Accepted for/Published in: JMIR Diabetes
Date Submitted: Mar 25, 2023
Open Peer Review Period: Mar 25, 2023 - May 20, 2023
Date Accepted: May 13, 2023
Date Submitted to PubMed: May 24, 2023
(closed for review but you can still tweet)
Warning: This is an author submission that is not peer-reviewed or edited. Preprints - unless they show as "accepted" - should not be relied on to guide clinical practice or health-related behavior and should not be reported in news media as established information.
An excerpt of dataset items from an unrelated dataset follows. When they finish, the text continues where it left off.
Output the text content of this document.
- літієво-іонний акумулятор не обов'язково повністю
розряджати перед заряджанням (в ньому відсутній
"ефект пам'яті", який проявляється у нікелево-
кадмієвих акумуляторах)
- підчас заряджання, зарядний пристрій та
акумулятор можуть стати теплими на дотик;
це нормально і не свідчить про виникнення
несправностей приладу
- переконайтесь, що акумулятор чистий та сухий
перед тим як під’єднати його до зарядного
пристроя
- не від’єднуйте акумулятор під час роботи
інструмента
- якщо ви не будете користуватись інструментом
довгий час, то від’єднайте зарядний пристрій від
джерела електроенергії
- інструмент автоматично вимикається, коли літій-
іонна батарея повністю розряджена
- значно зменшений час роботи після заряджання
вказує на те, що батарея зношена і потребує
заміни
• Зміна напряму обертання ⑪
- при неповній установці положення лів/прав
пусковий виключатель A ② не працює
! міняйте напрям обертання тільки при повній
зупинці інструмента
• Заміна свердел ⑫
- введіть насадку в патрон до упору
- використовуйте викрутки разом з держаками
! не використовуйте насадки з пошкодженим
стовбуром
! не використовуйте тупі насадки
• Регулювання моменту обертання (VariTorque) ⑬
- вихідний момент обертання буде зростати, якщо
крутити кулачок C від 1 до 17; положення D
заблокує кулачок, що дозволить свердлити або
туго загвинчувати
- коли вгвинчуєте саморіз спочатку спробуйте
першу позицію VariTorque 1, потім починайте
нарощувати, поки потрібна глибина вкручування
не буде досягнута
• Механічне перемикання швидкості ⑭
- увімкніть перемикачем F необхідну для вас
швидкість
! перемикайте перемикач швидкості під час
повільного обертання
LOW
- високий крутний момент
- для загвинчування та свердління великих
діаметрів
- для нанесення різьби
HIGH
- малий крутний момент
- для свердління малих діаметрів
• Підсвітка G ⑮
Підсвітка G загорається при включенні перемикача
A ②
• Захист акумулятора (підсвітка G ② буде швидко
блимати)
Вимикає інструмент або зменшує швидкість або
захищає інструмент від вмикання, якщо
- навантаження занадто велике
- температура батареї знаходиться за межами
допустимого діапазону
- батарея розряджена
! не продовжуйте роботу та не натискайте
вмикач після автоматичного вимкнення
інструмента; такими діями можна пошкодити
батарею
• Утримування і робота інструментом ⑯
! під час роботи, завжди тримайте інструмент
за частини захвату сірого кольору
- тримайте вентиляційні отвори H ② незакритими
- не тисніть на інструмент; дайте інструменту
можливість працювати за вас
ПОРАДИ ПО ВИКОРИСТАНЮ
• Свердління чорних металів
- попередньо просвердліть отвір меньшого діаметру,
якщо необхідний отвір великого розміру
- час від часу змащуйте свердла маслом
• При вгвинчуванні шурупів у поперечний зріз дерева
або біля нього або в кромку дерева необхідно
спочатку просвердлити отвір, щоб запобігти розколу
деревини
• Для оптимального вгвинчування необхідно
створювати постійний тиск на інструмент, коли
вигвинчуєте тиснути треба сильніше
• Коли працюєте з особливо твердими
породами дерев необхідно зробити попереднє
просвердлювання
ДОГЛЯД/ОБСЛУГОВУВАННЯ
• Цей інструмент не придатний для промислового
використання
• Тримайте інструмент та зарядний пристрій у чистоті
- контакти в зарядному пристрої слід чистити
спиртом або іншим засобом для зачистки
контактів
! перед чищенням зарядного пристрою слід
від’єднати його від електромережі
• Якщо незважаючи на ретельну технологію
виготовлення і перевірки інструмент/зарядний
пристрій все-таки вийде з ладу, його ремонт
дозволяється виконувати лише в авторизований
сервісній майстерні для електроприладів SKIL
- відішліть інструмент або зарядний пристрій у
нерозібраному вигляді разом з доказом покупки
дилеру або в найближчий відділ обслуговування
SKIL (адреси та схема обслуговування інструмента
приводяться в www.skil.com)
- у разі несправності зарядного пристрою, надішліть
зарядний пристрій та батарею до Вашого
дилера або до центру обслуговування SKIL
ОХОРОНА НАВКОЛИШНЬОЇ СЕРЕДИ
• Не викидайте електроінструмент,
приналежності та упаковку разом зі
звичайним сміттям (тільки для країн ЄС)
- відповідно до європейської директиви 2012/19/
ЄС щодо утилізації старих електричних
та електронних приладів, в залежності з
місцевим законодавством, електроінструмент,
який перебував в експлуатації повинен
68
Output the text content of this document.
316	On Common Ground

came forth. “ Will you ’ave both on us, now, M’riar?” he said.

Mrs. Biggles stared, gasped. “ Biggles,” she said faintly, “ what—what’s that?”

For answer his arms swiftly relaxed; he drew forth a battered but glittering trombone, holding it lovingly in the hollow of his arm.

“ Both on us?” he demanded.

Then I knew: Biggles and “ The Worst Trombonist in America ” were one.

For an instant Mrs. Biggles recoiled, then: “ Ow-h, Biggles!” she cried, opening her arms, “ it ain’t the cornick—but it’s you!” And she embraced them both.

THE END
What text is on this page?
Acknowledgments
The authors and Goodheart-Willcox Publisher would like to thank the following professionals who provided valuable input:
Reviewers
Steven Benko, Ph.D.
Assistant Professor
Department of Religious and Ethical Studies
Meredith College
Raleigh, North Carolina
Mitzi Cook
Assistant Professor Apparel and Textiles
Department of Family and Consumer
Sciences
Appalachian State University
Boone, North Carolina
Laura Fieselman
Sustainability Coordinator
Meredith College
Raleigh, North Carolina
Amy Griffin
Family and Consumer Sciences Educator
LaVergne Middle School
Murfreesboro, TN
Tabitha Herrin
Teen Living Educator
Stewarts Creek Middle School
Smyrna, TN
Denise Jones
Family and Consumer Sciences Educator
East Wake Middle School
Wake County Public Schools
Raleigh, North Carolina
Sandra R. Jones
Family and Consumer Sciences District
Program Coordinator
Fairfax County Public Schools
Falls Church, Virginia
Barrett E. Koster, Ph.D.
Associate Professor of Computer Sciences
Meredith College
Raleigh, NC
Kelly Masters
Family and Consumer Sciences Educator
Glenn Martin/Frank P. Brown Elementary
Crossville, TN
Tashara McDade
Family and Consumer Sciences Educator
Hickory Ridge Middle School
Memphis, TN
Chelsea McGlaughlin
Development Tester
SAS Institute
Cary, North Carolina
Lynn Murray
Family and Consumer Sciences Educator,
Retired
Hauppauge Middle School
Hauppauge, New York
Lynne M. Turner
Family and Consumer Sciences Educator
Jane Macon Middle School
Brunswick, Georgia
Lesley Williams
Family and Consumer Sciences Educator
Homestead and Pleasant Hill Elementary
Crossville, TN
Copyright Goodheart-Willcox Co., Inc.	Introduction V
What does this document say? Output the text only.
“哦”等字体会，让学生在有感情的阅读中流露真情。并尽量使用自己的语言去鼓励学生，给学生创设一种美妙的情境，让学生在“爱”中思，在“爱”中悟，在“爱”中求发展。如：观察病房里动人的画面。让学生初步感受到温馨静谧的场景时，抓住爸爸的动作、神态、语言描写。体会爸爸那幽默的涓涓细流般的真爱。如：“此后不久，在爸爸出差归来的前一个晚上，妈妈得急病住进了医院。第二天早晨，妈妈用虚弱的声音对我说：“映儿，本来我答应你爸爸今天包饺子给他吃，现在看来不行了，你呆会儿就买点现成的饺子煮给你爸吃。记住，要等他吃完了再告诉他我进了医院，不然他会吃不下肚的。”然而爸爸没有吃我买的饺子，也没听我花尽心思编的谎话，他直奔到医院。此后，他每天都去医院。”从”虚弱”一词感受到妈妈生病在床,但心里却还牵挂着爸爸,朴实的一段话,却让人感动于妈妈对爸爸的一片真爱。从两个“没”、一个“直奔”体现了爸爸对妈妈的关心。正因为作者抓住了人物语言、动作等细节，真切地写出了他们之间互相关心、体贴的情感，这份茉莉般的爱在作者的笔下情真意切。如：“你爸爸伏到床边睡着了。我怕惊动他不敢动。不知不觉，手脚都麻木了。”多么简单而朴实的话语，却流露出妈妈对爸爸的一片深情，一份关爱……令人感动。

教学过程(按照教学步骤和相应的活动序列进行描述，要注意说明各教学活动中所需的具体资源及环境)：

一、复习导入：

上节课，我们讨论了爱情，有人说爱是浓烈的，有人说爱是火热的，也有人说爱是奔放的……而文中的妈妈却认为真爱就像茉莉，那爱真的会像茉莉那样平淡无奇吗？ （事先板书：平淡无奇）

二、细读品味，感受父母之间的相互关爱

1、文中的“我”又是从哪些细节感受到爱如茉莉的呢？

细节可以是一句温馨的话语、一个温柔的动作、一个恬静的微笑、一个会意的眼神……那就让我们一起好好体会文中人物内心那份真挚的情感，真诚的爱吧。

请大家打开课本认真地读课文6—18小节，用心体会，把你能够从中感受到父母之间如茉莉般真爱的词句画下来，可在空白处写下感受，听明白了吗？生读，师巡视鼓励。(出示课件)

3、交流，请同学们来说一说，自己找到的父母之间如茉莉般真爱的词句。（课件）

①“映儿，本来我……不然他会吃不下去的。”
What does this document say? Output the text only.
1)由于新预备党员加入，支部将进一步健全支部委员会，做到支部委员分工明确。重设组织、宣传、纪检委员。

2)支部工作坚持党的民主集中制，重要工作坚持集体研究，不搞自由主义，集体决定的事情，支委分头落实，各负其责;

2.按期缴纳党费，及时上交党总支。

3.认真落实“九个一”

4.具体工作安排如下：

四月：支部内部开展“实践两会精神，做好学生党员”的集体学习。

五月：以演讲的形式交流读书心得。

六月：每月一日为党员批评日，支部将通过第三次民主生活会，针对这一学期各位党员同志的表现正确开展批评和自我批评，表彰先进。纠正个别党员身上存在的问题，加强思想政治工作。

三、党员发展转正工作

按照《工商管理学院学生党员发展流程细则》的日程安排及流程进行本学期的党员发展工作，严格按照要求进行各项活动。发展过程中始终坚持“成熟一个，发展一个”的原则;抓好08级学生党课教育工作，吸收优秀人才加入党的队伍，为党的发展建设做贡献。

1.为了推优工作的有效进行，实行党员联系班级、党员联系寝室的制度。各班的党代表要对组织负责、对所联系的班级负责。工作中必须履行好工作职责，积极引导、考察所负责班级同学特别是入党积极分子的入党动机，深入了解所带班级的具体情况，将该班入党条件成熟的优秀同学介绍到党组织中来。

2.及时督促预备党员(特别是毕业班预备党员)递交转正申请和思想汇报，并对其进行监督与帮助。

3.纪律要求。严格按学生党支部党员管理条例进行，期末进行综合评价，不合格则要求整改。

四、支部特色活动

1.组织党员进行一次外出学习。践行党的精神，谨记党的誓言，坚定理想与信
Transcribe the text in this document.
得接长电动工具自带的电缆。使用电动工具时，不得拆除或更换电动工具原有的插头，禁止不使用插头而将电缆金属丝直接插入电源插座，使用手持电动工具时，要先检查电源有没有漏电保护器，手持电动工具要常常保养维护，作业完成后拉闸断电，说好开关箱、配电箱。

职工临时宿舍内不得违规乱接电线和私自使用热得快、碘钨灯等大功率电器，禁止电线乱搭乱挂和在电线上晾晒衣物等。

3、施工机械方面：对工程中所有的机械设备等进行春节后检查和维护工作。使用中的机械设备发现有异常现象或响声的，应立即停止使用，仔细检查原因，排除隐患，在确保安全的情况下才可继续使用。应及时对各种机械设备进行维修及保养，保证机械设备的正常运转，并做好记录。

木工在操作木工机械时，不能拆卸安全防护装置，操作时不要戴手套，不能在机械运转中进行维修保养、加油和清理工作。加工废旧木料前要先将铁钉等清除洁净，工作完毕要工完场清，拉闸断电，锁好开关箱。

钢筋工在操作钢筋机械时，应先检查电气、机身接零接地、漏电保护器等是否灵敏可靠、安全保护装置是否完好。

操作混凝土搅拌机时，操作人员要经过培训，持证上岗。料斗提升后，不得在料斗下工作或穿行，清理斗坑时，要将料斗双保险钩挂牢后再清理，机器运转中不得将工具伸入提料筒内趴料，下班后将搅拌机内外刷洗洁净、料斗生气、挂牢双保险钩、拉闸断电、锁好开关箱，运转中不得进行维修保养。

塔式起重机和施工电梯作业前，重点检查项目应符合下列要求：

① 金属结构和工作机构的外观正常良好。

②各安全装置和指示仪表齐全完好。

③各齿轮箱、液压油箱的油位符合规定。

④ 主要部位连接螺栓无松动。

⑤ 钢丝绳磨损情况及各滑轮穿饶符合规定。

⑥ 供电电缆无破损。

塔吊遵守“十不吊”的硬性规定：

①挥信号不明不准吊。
Development of an "all-data-on-hand" deep learning model to predict hospitalization for diabetic ketoacidosis (DKA) in youth with type 1 diabetes (T1D).
ABSTRACT
Background:
While prior research has identified multiple risk factors for diabetic ketoacidosis (DKA), clinicians continue to lack clinic-ready models to predict dangerous and costly episodes of DKA. We asked whether we could apply deep learning, specifically use of a long short-term (LSTM) model, to accurately predict 180-day risk of DKA-related hospitalization for youth with type 1 diabetes (T1D).
Objective:
To describe the development of a LSTM model to predict 180-day risk of DKA-related hospitalization for youth with T1D.
Methods:
We used 17 consecutive calendar quarters of clinical data (01/10/2016-03/18/2020) for 1745 youth 8 to 18-years with T1D from a pediatric diabetes clinic network in the Midwestern US. We trained the model using input data from quarters 1-7 (n=1377), validated using input from quarters 3-9 in a partial out-of-sample cohort (OOS-P; n=1505), and further validated in a full out-of-sample cohort (OOS-F; n=354) with input from quarters 10-15.
Results:
DKA admissions occurred at a rate of 5% per 180-days in both OOS cohorts. For the OOS-P and OOS-F cohorts, respectively: median age was 13.7 years (IQR=11.3,15.8) and 13.1 years (10.7,15.5); and HbA1c at enrollment was 8.6% (7.6,9.8) [70 (60,84) mmol/mol] and 8.1% (6.9,9.5) [65 (52,80) mmol/mol]; 14% and 13% had prior DKA admissions (post-T1D-diagnosis); and recall was 0.33 and 0.50 for the top-ranked 5% of youth with T1D. For lists rank-ordered by probability of hospitalization, precision increased from 0.33 to 0.56 to 1.0 for positions 1-80, 1-25, and 1-10 in the OOS-P cohort and from 0.50 to 0.60 to 0.80 for positions 1-18, 1-10, and 1-5 in the OOS-F cohort.
Conclusions:
The proposed LSTM model for predicting 180-day DKA-related hospitalization is valid in the present sample. Future work should evaluate validity in multiple populations and settings. Rank-ordering youth by probability of DKA-related hospitalization will allow clinics to identify the most at-risk youth and to evaluate novel preventive interventions.